Creating a heatmap summarizing all the tables
The heatmap below (it may take a while to load) shows the z-statistics for all 3,050 tables, with darker blue for higher z-scores, and the z-scores capped at 5 (i.e., any value greater than 5 is changed to 5, as beyond 5 the differences are immaterial). Make sure you check out this blog post for the technical details on why the heatmap uses z-Statistics versus p-values!
The heatmap was created by:
- Selecting all the folders containing all of the tables
- Insert > Utilities > Significance Testing > Identify Interesting Tables. This creates a table called most.significant.results.

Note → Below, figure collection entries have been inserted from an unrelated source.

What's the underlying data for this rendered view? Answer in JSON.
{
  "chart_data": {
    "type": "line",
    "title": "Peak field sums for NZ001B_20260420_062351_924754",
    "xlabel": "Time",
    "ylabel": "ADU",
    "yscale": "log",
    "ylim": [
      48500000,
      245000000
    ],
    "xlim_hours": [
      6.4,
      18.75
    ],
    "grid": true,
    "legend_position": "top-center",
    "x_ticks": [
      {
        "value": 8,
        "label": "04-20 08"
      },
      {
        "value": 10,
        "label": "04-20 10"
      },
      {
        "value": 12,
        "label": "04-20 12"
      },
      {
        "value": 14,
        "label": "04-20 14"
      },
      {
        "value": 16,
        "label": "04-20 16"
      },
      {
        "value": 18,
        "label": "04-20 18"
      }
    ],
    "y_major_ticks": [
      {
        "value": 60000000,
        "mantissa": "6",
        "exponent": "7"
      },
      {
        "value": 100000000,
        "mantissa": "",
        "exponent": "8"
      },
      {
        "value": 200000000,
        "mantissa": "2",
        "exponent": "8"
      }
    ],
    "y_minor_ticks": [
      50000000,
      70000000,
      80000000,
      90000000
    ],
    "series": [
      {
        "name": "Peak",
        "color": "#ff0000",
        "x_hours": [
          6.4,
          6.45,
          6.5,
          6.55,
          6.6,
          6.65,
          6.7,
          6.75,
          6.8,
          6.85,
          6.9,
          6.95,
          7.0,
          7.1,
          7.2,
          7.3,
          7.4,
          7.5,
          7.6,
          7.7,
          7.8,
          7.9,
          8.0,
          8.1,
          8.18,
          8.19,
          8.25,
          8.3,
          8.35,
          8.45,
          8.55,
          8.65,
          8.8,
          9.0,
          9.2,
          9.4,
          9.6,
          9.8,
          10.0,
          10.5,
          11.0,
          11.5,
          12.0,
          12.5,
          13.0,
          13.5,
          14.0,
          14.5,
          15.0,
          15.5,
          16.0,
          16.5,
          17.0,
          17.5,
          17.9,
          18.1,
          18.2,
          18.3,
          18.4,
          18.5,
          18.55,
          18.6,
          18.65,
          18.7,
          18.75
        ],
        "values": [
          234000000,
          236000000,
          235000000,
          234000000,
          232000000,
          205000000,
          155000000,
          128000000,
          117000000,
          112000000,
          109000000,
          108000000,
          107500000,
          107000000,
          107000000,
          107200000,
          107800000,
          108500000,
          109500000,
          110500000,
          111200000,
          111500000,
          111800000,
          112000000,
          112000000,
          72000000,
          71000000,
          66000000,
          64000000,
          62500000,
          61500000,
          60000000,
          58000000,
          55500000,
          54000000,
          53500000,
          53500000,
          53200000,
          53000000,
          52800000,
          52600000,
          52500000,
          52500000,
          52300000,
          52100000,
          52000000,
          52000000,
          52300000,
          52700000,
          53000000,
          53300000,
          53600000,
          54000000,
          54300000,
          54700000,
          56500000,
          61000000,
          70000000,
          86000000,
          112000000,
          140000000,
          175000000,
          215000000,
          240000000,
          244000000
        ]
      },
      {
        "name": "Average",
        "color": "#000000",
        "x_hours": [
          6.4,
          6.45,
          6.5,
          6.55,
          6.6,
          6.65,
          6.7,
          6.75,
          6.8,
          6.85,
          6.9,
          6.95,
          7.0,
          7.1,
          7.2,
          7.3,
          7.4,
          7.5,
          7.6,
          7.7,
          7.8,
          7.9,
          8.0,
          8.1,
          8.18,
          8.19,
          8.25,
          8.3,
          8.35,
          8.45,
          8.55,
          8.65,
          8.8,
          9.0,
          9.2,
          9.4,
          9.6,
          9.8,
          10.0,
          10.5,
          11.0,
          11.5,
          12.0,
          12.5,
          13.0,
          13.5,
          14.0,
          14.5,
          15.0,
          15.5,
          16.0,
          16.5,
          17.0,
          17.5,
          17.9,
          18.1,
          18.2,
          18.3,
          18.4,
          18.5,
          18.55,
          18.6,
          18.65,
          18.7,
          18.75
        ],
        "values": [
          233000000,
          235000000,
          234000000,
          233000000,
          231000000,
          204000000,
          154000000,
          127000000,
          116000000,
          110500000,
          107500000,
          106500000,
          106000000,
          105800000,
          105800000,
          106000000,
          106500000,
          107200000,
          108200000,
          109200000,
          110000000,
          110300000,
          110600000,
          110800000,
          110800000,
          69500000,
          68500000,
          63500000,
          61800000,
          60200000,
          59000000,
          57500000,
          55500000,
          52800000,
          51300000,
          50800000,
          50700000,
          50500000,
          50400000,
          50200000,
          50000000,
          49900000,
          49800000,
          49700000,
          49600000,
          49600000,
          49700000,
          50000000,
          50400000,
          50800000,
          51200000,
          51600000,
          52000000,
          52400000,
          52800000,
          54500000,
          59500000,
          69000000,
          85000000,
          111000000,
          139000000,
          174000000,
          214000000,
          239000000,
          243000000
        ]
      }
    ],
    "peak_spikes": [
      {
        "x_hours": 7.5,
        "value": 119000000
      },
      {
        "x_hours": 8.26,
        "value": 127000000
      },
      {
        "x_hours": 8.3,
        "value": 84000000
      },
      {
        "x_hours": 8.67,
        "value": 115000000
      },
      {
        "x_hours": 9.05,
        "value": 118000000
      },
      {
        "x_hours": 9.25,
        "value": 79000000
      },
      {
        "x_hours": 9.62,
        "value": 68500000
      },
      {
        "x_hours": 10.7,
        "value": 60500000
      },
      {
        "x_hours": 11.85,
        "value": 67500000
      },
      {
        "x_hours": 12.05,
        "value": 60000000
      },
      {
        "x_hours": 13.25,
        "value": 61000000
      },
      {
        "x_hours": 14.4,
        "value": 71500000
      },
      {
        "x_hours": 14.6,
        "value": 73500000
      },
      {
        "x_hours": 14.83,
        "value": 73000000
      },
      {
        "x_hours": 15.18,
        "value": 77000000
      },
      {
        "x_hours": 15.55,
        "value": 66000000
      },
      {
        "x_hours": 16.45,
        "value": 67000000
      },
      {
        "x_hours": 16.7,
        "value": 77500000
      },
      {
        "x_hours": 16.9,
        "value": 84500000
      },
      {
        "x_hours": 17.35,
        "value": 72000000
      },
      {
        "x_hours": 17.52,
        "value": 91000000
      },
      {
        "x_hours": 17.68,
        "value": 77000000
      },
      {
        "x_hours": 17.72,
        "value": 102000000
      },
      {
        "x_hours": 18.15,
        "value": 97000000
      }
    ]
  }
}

- Insert > Visualization > Heatmap
- Set Inputs > DATA SOURCE > Output in 'Pages' to most.significant.results (it will be at the very bottom)
- Press CALCULATE. (Note that the table of interesting numbers does not automatically update if the inputs tables are changed; this is the exception that makes the rule that everything in Displayr automatically updates).
If you follow these instructions you will get an output that looks a bit different to the one above. The key differences are that:
- I've cleaned and tidied the data prior to running the analysis.
- I modified the code in most.significant.results to exclude the column of SUMMARY tables, as shown below:
Automatically deleting crosstabs
A separate approach to using a heatmap is just to delete all the tables that are not significant. We can do this in Displayr by:
- Selecting all the folders containing tables.
- Automate > Browse Online Library and choosing one of the options. The smaller the p-value, the fewer tables that will be left. These options delete results based on a corrected p-value, taking the multiple comparison settings into account.